I looked into this - we do get some terms from pubchem, but we don't use the user-deposited synonyms. In the past we have found them way too messy and error prone, so we took them out. I'm certainly interested in the MolePro synonym list, but also it'll take a while to get that incorporated, so it makes sense in my mind to work with Bill directly.

bill-baumgartner commented 1 year ago

I share your concerns regarding user-submitted synonyms, Chris. @sandrine-m, do you know if there are synonym sources that we might trust more than others; for instance, would it be sufficient to import just the Broad IDs?

@sandrine-m - If MolePro can provide a file that maps from some canonical identifier to synonyms, then we can begin to incorporate these synonyms into our NLP pipelines. It would be nice to evaluate this change somehow, so perhaps we can think about how best to do that as well. Let me know how you'd like to proceed. Thanks.

sandrine-m commented 1 year ago

@bill-baumgartner I will double check with Vlado but I believe what we have is a curated list. It contains as well manually corrected compound structures where they were incorrectly entered. I'll keep you posted.
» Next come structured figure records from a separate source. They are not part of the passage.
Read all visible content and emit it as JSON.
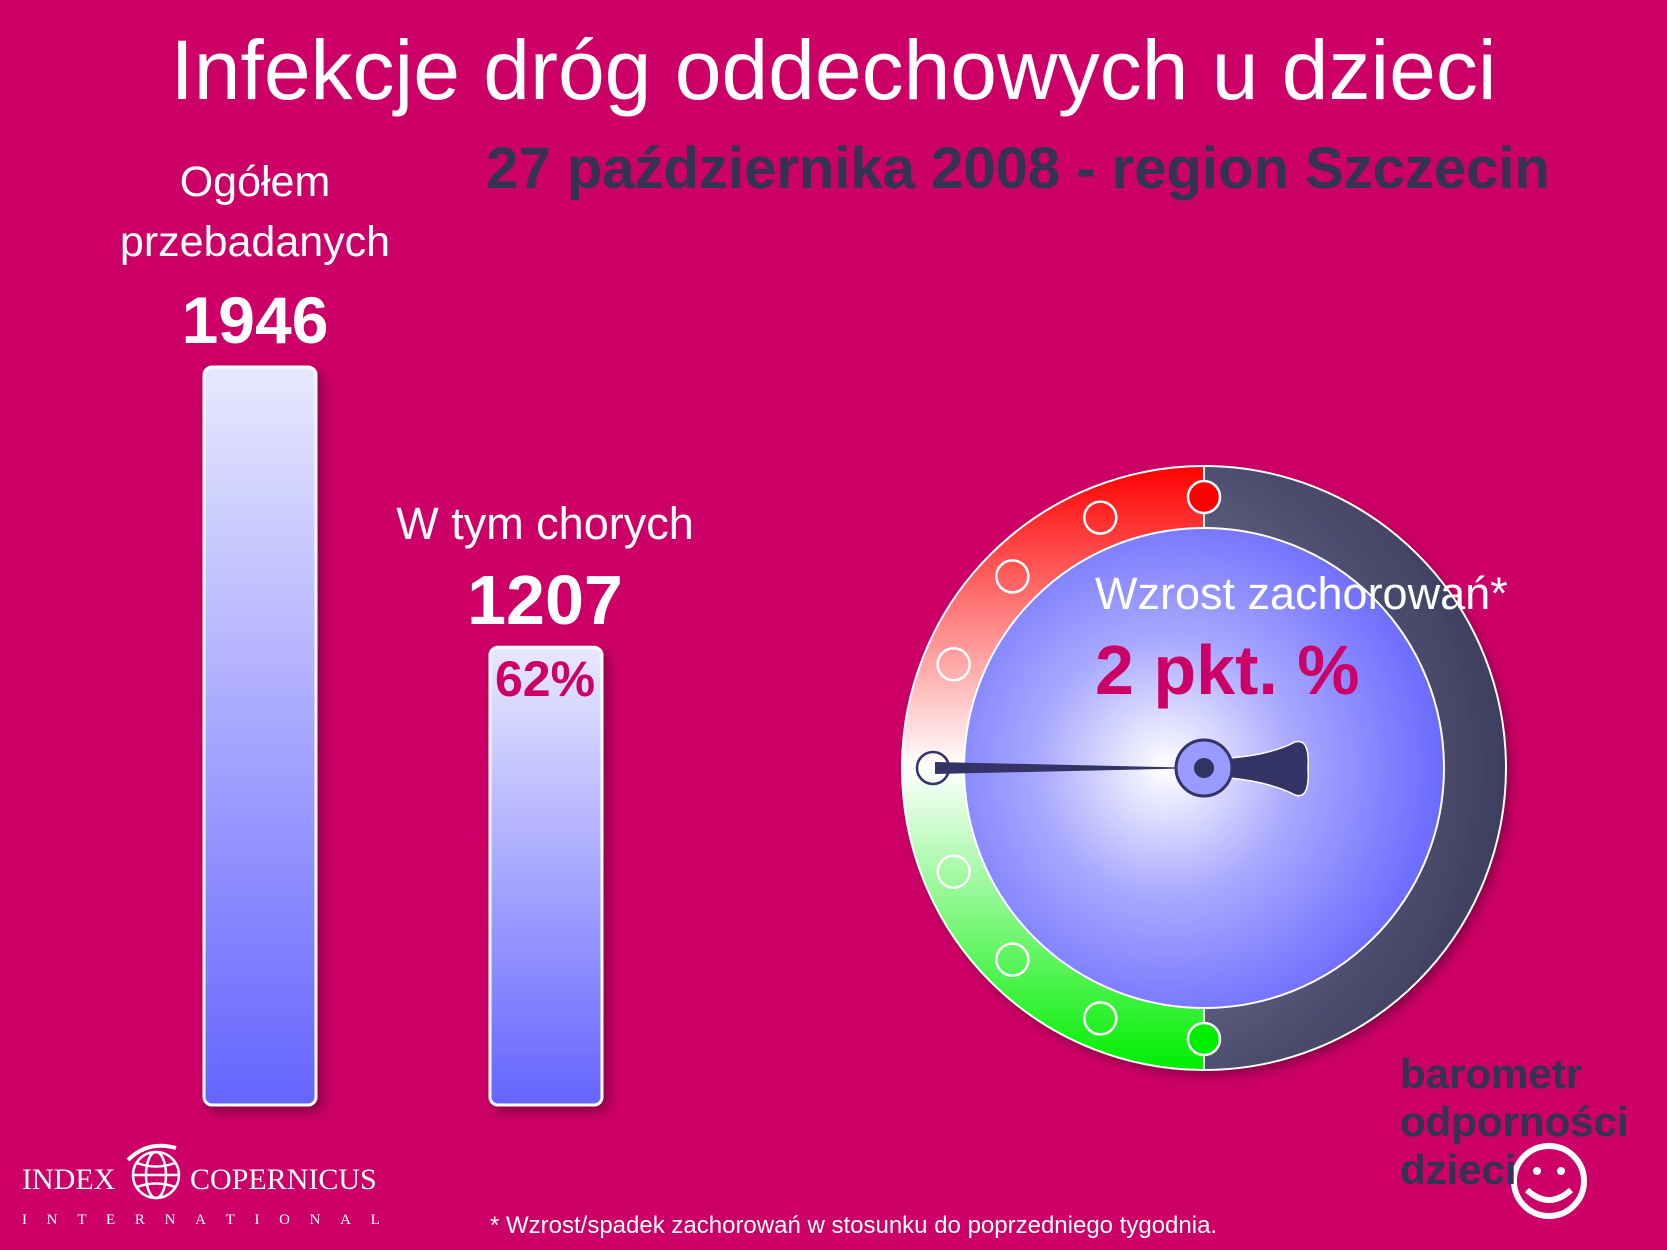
{
  "title": "Infekcje dróg oddechowych u dzieci",
  "subtitle": "27 października 2008 - region Szczecin",
  "chart_data": {
    "type": "bar",
    "categories": [
      "Ogółem przebadanych",
      "W tym chorych"
    ],
    "values": [
      1946,
      1207
    ],
    "percent_of_total": [
      null,
      62
    ],
    "value_labels": [
      "1946",
      "1207"
    ],
    "percent_label": "62%",
    "bar_colors": [
      "#e6e6ff",
      "#6666ff"
    ]
  },
  "bars": {
    "total_line1": "Ogółem",
    "total_line2": "przebadanych",
    "total_value": "1946",
    "sick_label": "W tym chorych",
    "sick_value": "1207",
    "sick_percent": "62%"
  },
  "gauge": {
    "label": "Wzrost zachorowań*",
    "value_text": "2 pkt. %",
    "value": 2,
    "colors": {
      "increase": "#ff0000",
      "neutral": "#ffffff",
      "decrease": "#00ee00",
      "dial": "#7777ff",
      "rim": "#333355"
    }
  },
  "brand": {
    "line1": "barometr",
    "line2": "odporności",
    "line3": "dzieci"
  },
  "logo": {
    "left": "INDEX",
    "right": "COPERNICUS",
    "sub": "INTERNATIONAL"
  },
  "footnote": "* Wzrost/spadek zachorowań w stosunku do poprzedniego tygodnia."
}
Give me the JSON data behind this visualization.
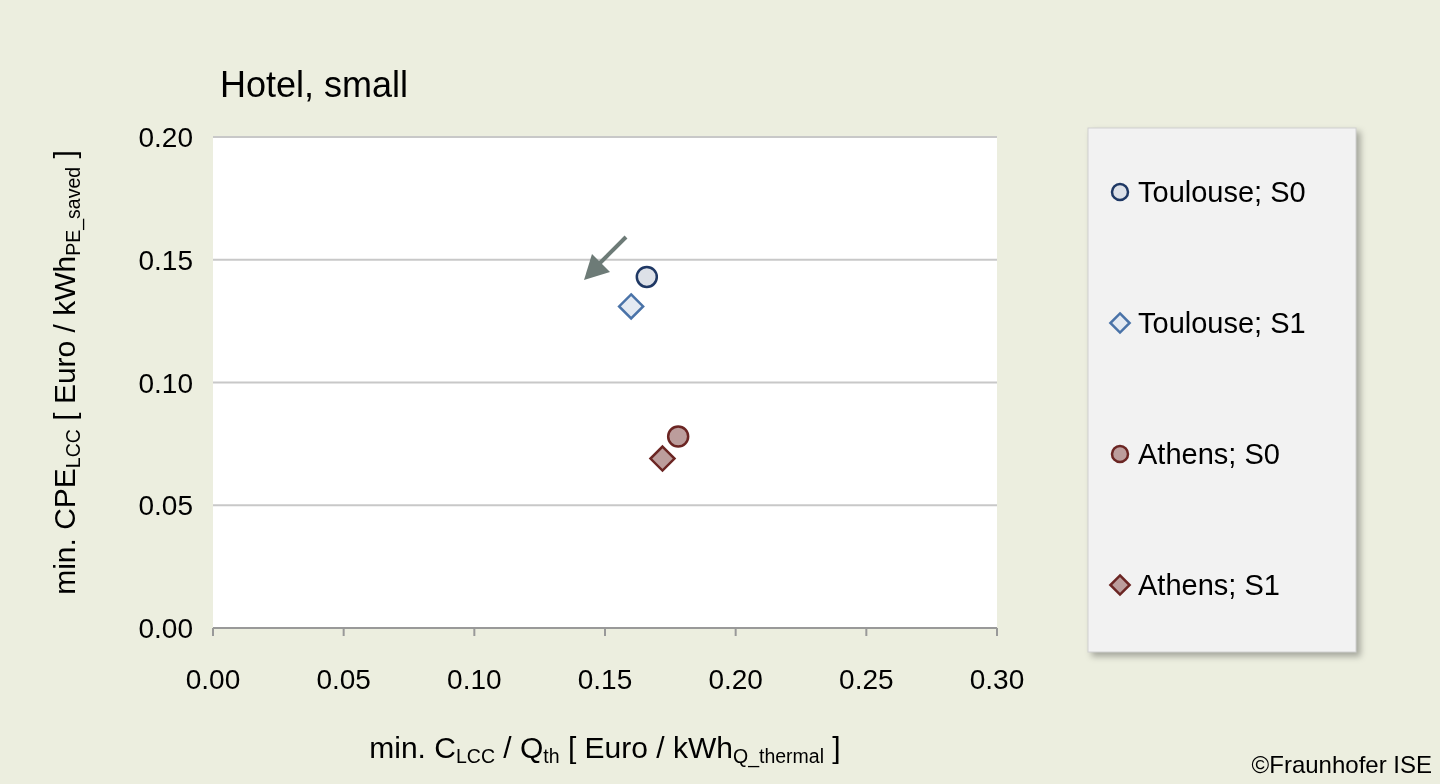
{
  "chart_data": {
    "type": "scatter",
    "title": "Hotel, small",
    "xlabel": "min. C$_{LCC}$ / Q$_{th}$  [ Euro / kWh$_{Q_thermal}$ ]",
    "ylabel": "min. CPE$_{LCC}$  [ Euro / kWh$_{PE_saved}$ ]",
    "xlim": [
      0,
      0.3
    ],
    "xticks": [
      {
        "value": 0,
        "label": "0.00"
      },
      {
        "value": 0.05,
        "label": "0.05"
      },
      {
        "value": 0.1,
        "label": "0.10"
      },
      {
        "value": 0.15,
        "label": "0.15"
      },
      {
        "value": 0.2,
        "label": "0.20"
      },
      {
        "value": 0.25,
        "label": "0.25"
      },
      {
        "value": 0.3,
        "label": "0.30"
      }
    ],
    "ylim": [
      0,
      0.2
    ],
    "yticks": [
      {
        "value": 0,
        "label": "0.00"
      },
      {
        "value": 0.05,
        "label": "0.05"
      },
      {
        "value": 0.1,
        "label": "0.10"
      },
      {
        "value": 0.15,
        "label": "0.15"
      },
      {
        "value": 0.2,
        "label": "0.20"
      }
    ],
    "grid": "y",
    "legend": "right",
    "series": [
      {
        "name": "Toulouse; S0",
        "color": "#1f3864",
        "marker": "circle",
        "x": [
          0.166
        ],
        "values": [
          0.143
        ]
      },
      {
        "name": "Toulouse; S1",
        "color": "#4a73a8",
        "marker": "diamond",
        "x": [
          0.16
        ],
        "values": [
          0.131
        ]
      },
      {
        "name": "Athens; S0",
        "color": "#6b2523",
        "marker": "circle",
        "x": [
          0.178
        ],
        "values": [
          0.078
        ]
      },
      {
        "name": "Athens; S1",
        "color": "#6b2523",
        "marker": "diamond",
        "x": [
          0.172
        ],
        "values": [
          0.069
        ]
      }
    ],
    "annotations": [
      "©Fraunhofer ISE"
    ]
  }
}
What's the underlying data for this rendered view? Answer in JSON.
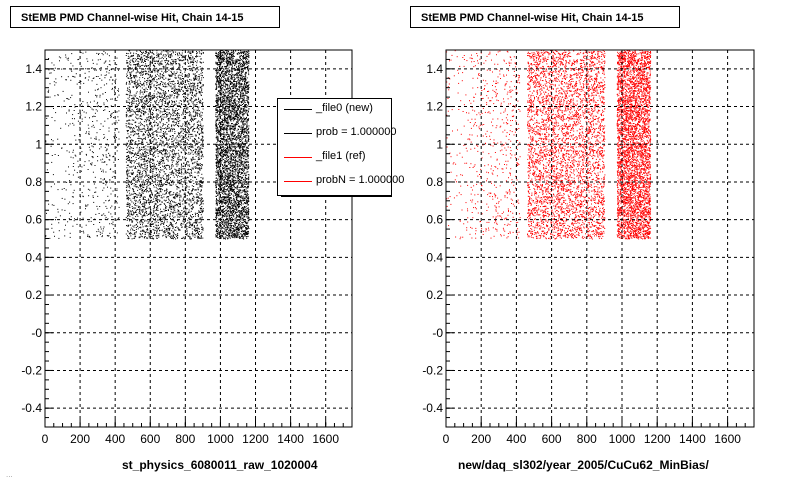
{
  "footer_text": "...",
  "chart_data": [
    {
      "type": "scatter",
      "title": "StEMB PMD Channel-wise Hit, Chain 14-15",
      "xlabel": "st_physics_6080011_raw_1020004",
      "ylabel": "",
      "xlim": [
        0,
        1750
      ],
      "ylim": [
        -0.5,
        1.5
      ],
      "xticks": [
        0,
        200,
        400,
        600,
        800,
        1000,
        1200,
        1400,
        1600
      ],
      "xtick_labels": [
        "0",
        "200",
        "400",
        "600",
        "800",
        "1000",
        "1200",
        "1400",
        "1600"
      ],
      "yticks": [
        -0.4,
        -0.2,
        0,
        0.2,
        0.4,
        0.6,
        0.8,
        1,
        1.2,
        1.4
      ],
      "ytick_labels": [
        "-0.4",
        "-0.2",
        "-0",
        "0.2",
        "0.4",
        "0.6",
        "0.8",
        "1",
        "1.2",
        "1.4"
      ],
      "grid": true,
      "color": "#000000",
      "density_bands": [
        {
          "x": [
            0,
            420
          ],
          "y": [
            0.5,
            1.5
          ],
          "density": "sparse"
        },
        {
          "x": [
            460,
            900
          ],
          "y": [
            0.5,
            1.5
          ],
          "density": "dense"
        },
        {
          "x": [
            970,
            1160
          ],
          "y": [
            0.5,
            1.5
          ],
          "density": "dense"
        }
      ],
      "legend": {
        "position": "top-right",
        "entries": [
          {
            "label": "_file0 (new)",
            "color": "#000000"
          },
          {
            "label": "prob = 1.000000",
            "color": "#000000"
          },
          {
            "label": "_file1 (ref)",
            "color": "#ff0000"
          },
          {
            "label": "probN = 1.000000",
            "color": "#ff0000"
          }
        ]
      }
    },
    {
      "type": "scatter",
      "title": "StEMB PMD Channel-wise Hit, Chain 14-15",
      "xlabel": "new/daq_sl302/year_2005/CuCu62_MinBias/",
      "ylabel": "",
      "xlim": [
        0,
        1750
      ],
      "ylim": [
        -0.5,
        1.5
      ],
      "xticks": [
        0,
        200,
        400,
        600,
        800,
        1000,
        1200,
        1400,
        1600
      ],
      "xtick_labels": [
        "0",
        "200",
        "400",
        "600",
        "800",
        "1000",
        "1200",
        "1400",
        "1600"
      ],
      "yticks": [
        -0.4,
        -0.2,
        0,
        0.2,
        0.4,
        0.6,
        0.8,
        1,
        1.2,
        1.4
      ],
      "ytick_labels": [
        "-0.4",
        "-0.2",
        "-0",
        "0.2",
        "0.4",
        "0.6",
        "0.8",
        "1",
        "1.2",
        "1.4"
      ],
      "grid": true,
      "color": "#ff0000",
      "density_bands": [
        {
          "x": [
            0,
            420
          ],
          "y": [
            0.5,
            1.5
          ],
          "density": "sparse"
        },
        {
          "x": [
            460,
            900
          ],
          "y": [
            0.5,
            1.5
          ],
          "density": "dense"
        },
        {
          "x": [
            970,
            1160
          ],
          "y": [
            0.5,
            1.5
          ],
          "density": "dense"
        }
      ]
    }
  ]
}
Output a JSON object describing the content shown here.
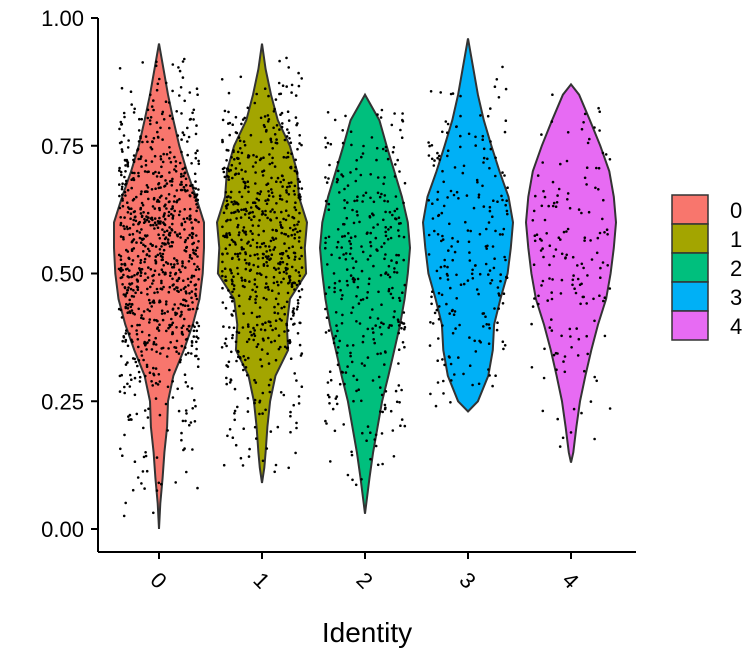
{
  "chart_data": {
    "type": "violin",
    "xlabel": "Identity",
    "ylabel": "",
    "categories": [
      "0",
      "1",
      "2",
      "3",
      "4"
    ],
    "ylim": [
      0,
      1
    ],
    "yticks": [
      "0.00",
      "0.25",
      "0.50",
      "0.75",
      "1.00"
    ],
    "ytick_values": [
      0,
      0.25,
      0.5,
      0.75,
      1.0
    ],
    "grid": false,
    "jitter_points": true,
    "legend": {
      "position": "right",
      "items": [
        {
          "label": "0",
          "color": "#F8766D"
        },
        {
          "label": "1",
          "color": "#A3A500"
        },
        {
          "label": "2",
          "color": "#00BF7D"
        },
        {
          "label": "3",
          "color": "#00B0F6"
        },
        {
          "label": "4",
          "color": "#E76BF3"
        }
      ]
    },
    "series": [
      {
        "category": "0",
        "color": "#F8766D",
        "min": 0.0,
        "max": 0.95,
        "approx_points": 900,
        "density": [
          [
            0.0,
            0.0
          ],
          [
            0.05,
            0.03
          ],
          [
            0.1,
            0.08
          ],
          [
            0.15,
            0.12
          ],
          [
            0.2,
            0.18
          ],
          [
            0.25,
            0.2
          ],
          [
            0.3,
            0.32
          ],
          [
            0.35,
            0.55
          ],
          [
            0.4,
            0.75
          ],
          [
            0.45,
            0.9
          ],
          [
            0.5,
            0.97
          ],
          [
            0.55,
            1.0
          ],
          [
            0.6,
            1.0
          ],
          [
            0.65,
            0.82
          ],
          [
            0.7,
            0.62
          ],
          [
            0.75,
            0.45
          ],
          [
            0.8,
            0.32
          ],
          [
            0.85,
            0.2
          ],
          [
            0.9,
            0.1
          ],
          [
            0.95,
            0.0
          ]
        ]
      },
      {
        "category": "1",
        "color": "#A3A500",
        "min": 0.09,
        "max": 0.95,
        "approx_points": 700,
        "density": [
          [
            0.09,
            0.0
          ],
          [
            0.12,
            0.05
          ],
          [
            0.15,
            0.08
          ],
          [
            0.2,
            0.12
          ],
          [
            0.25,
            0.18
          ],
          [
            0.3,
            0.3
          ],
          [
            0.35,
            0.58
          ],
          [
            0.4,
            0.55
          ],
          [
            0.45,
            0.62
          ],
          [
            0.5,
            0.98
          ],
          [
            0.55,
            0.95
          ],
          [
            0.6,
            1.0
          ],
          [
            0.65,
            0.82
          ],
          [
            0.7,
            0.78
          ],
          [
            0.75,
            0.62
          ],
          [
            0.8,
            0.35
          ],
          [
            0.85,
            0.2
          ],
          [
            0.9,
            0.08
          ],
          [
            0.95,
            0.0
          ]
        ]
      },
      {
        "category": "2",
        "color": "#00BF7D",
        "min": 0.03,
        "max": 0.85,
        "approx_points": 350,
        "density": [
          [
            0.03,
            0.0
          ],
          [
            0.1,
            0.1
          ],
          [
            0.15,
            0.18
          ],
          [
            0.2,
            0.28
          ],
          [
            0.25,
            0.38
          ],
          [
            0.3,
            0.52
          ],
          [
            0.35,
            0.65
          ],
          [
            0.4,
            0.78
          ],
          [
            0.45,
            0.88
          ],
          [
            0.5,
            0.95
          ],
          [
            0.55,
            1.0
          ],
          [
            0.6,
            0.95
          ],
          [
            0.65,
            0.82
          ],
          [
            0.7,
            0.65
          ],
          [
            0.75,
            0.48
          ],
          [
            0.8,
            0.32
          ],
          [
            0.85,
            0.0
          ]
        ]
      },
      {
        "category": "3",
        "color": "#00B0F6",
        "min": 0.23,
        "max": 0.96,
        "approx_points": 230,
        "density": [
          [
            0.23,
            0.0
          ],
          [
            0.25,
            0.22
          ],
          [
            0.3,
            0.45
          ],
          [
            0.35,
            0.55
          ],
          [
            0.4,
            0.58
          ],
          [
            0.45,
            0.72
          ],
          [
            0.5,
            0.88
          ],
          [
            0.55,
            0.95
          ],
          [
            0.6,
            1.0
          ],
          [
            0.65,
            0.9
          ],
          [
            0.7,
            0.7
          ],
          [
            0.75,
            0.52
          ],
          [
            0.8,
            0.35
          ],
          [
            0.85,
            0.22
          ],
          [
            0.9,
            0.12
          ],
          [
            0.96,
            0.0
          ]
        ]
      },
      {
        "category": "4",
        "color": "#E76BF3",
        "min": 0.13,
        "max": 0.87,
        "approx_points": 160,
        "density": [
          [
            0.13,
            0.0
          ],
          [
            0.15,
            0.05
          ],
          [
            0.2,
            0.12
          ],
          [
            0.25,
            0.2
          ],
          [
            0.3,
            0.32
          ],
          [
            0.35,
            0.45
          ],
          [
            0.4,
            0.6
          ],
          [
            0.45,
            0.78
          ],
          [
            0.5,
            0.88
          ],
          [
            0.55,
            0.95
          ],
          [
            0.6,
            1.0
          ],
          [
            0.65,
            0.95
          ],
          [
            0.7,
            0.85
          ],
          [
            0.75,
            0.65
          ],
          [
            0.8,
            0.42
          ],
          [
            0.85,
            0.18
          ],
          [
            0.87,
            0.0
          ]
        ]
      }
    ]
  }
}
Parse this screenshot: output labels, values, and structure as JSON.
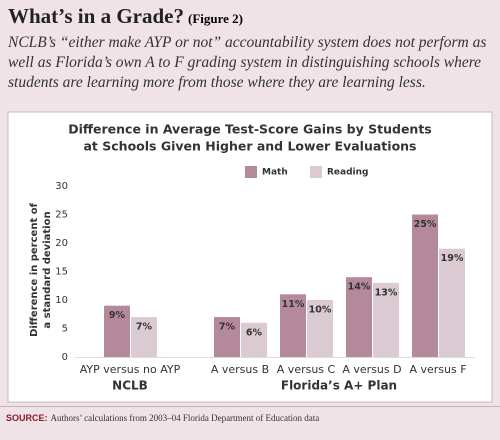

Thank you all!

sierra-moxon commented 1 year ago

@vdancik @sandrine-m - do we have a list that @bill-baumgartner can use from MolePro?

sierra-moxon commented 1 year ago

from TAQA: list is coming in the next MolePro release.

sierra-moxon commented 1 year ago

Hi @sandrine-m - is the next release of MolePro out? :) Can we close this or pass it on?

sandrine-m commented 1 year ago

Hi @sierra-moxon I do not think so, I'll let @vdancik confirm

sstemann commented 7 months ago

i ran this query via ARS Test and received results. @sandrine-m can you take a look?

https://arax.ncats.io/?r=0781b532-5d31-4905-8da5-02b6bc20fbdf


{
  "edges": {
    "e00": {
      "object": "n01",
      "predicates": [
        "biolink:related_to"
      ],
      "subject": "n00"
    }
  },
  "nodes": {
    "n00": {
      "categories": [
        "biolink:SmallMolecule"
      ],
      "ids": [
        "CHEMBL.COMPOUND:CHEMBL1881825"
      ]
    },
    "n01": {
      "categories": [
        "biolink:NamedThing"
      ]
    }
  }
}
sierra-moxon commented 4 months ago

closing as completed; please reopen if necessary.